Enzymes facilitate key processes in the biochemistry of organisms which, otherwise, would take place too slowly for the maintenance of life. Enzymes speed up chemical reactions of substrates by lowering the activation energy. They have complex tertiary structures which are held in shape by weak chemical bonds between the polypeptide chains.
Each enzyme has a specific surface configuration with one or more clefts known as active sites to which only certain substrates can bind. Each enzyme is highly specific to the reaction it catalyzes as the substrate must fit precisely into the active site. If the active site loses its unique shape, it can no longer provide a point of attachment for its substrate and the enzyme is said to be denatured. This can happen if the enzyme is subjected to temperatures or pH levels outside of the narrow range in which it normally operates. Many enzymes require the assistance of certain accessory substances, known as cofactors and coenzymes, to function properly.
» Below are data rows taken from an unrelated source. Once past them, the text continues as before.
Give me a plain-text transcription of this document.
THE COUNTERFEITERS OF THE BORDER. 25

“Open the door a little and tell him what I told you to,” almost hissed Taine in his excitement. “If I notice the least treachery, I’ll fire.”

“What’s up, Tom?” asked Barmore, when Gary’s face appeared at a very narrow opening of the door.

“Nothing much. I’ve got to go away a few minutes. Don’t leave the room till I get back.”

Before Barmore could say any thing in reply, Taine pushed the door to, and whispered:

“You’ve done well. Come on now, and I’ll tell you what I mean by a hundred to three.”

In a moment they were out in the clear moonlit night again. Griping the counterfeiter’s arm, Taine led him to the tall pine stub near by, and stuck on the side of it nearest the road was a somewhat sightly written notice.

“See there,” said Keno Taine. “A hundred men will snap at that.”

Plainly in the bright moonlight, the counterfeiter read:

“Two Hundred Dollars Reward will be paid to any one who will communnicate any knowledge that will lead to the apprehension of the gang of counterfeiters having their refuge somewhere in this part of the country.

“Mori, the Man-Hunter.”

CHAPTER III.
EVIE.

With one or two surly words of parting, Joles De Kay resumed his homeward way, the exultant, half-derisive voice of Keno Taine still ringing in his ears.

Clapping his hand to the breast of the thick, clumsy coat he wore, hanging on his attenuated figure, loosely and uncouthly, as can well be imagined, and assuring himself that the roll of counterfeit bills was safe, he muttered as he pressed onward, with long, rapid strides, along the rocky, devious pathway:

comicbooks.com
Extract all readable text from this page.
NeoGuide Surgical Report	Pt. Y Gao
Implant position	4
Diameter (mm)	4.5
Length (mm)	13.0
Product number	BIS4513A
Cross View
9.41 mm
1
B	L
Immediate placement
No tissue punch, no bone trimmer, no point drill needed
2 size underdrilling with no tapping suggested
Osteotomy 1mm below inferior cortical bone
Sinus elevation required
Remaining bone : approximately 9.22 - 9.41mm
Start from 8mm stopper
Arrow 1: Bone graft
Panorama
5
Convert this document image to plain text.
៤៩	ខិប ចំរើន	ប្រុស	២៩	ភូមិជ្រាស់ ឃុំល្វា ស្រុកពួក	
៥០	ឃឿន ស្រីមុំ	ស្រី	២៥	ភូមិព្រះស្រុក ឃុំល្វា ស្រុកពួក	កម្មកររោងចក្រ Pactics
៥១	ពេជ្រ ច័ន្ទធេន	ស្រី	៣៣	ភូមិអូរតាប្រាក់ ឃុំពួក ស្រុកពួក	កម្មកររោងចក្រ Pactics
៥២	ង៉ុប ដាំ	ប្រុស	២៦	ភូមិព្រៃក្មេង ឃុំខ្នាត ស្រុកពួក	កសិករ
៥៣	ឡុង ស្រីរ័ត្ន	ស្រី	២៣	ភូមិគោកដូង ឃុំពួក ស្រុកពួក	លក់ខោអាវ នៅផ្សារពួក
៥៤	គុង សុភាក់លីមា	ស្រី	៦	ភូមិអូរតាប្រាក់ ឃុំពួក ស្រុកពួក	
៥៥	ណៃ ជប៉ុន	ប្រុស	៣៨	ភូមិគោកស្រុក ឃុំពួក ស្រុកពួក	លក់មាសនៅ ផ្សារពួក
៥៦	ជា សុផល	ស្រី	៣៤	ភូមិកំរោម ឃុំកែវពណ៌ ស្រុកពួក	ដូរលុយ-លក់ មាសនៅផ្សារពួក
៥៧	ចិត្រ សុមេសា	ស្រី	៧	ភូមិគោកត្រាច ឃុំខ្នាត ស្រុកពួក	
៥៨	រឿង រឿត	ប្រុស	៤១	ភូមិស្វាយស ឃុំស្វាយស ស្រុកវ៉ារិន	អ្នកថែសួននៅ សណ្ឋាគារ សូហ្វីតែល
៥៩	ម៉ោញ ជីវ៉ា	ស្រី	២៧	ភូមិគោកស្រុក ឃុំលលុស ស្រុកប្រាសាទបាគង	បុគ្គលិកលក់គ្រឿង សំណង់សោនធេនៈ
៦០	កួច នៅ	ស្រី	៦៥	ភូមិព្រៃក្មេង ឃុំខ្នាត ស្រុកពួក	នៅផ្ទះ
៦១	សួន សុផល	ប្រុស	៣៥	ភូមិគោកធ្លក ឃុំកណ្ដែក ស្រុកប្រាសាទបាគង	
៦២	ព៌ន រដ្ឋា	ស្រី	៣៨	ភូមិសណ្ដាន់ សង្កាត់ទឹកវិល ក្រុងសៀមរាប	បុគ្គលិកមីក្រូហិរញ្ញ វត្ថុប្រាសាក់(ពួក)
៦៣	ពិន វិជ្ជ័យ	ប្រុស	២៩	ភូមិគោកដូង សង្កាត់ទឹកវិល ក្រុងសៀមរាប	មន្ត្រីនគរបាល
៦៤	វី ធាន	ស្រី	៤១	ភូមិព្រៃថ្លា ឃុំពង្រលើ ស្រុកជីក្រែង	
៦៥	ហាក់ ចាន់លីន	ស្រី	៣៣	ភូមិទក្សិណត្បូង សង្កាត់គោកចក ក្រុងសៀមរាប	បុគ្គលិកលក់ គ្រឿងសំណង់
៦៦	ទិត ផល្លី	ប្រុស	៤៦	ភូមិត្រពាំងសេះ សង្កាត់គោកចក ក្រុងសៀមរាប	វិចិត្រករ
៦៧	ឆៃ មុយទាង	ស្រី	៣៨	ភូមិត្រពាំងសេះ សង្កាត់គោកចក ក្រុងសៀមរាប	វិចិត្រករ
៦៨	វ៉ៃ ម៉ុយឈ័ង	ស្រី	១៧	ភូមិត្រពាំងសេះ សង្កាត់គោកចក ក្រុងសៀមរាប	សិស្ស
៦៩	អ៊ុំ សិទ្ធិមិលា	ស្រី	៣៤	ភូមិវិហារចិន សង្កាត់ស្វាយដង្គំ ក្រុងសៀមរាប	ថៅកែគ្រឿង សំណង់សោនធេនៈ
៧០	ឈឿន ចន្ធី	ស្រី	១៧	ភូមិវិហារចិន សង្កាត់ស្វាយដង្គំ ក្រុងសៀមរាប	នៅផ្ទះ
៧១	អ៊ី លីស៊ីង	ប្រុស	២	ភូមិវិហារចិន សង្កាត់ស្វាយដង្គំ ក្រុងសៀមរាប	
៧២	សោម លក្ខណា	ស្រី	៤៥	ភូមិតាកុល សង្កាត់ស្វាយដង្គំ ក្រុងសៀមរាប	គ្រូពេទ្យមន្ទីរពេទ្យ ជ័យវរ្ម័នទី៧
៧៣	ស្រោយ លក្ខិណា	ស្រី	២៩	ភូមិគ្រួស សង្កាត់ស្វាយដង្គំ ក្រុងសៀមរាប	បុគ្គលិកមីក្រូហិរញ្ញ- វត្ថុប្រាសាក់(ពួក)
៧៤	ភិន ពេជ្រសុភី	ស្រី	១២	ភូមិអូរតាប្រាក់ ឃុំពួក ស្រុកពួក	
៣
Shape and activity of enzymesBy changing the shapes of enzymes it is possible to inactivate them, and thus stop certain reactions from occurring at a noticeable rate. For example, the important protein-digesting enzyme chymotrypsin occurs in an inactive form called chymotrypsinogen. Only when a few amino acids that make up this protein are removed does it adopt the catalytic shape of chymotrypsin. This change is triggered by the presence of food in the digestive tract. If the chymotrypsin were active all the time it would rapidly digest the intestinal wall while waiting for food to arrive.
In many biochemical processes a molecule is passed from enzyme to enzyme before it becomes an end product. At each stage, an intermediate compound is formed. Sometimes the final product, or one of the intermediates, can combine with an enzyme farther back along the chain and switch it off. This feedback is like automation in a factory that ceases production when enough of a particular material has been made. Other small molecules may combine with an enzyme molecule to increase its activity.
Lock-and-key and induced modelsThe "lock and key" model of enzymes, first described more than a century ago by Emil Fischer, comes surprisingly close to the actual mechanism of enzyme-substrate interaction. In the more recent and refined model, known as induced fit, an enzyme assumes a complementary shape to that of its substrate only after the substrate binds to the enzyme; hence, this is a more dynamic scenario compared to the lock-and-key hypothesis.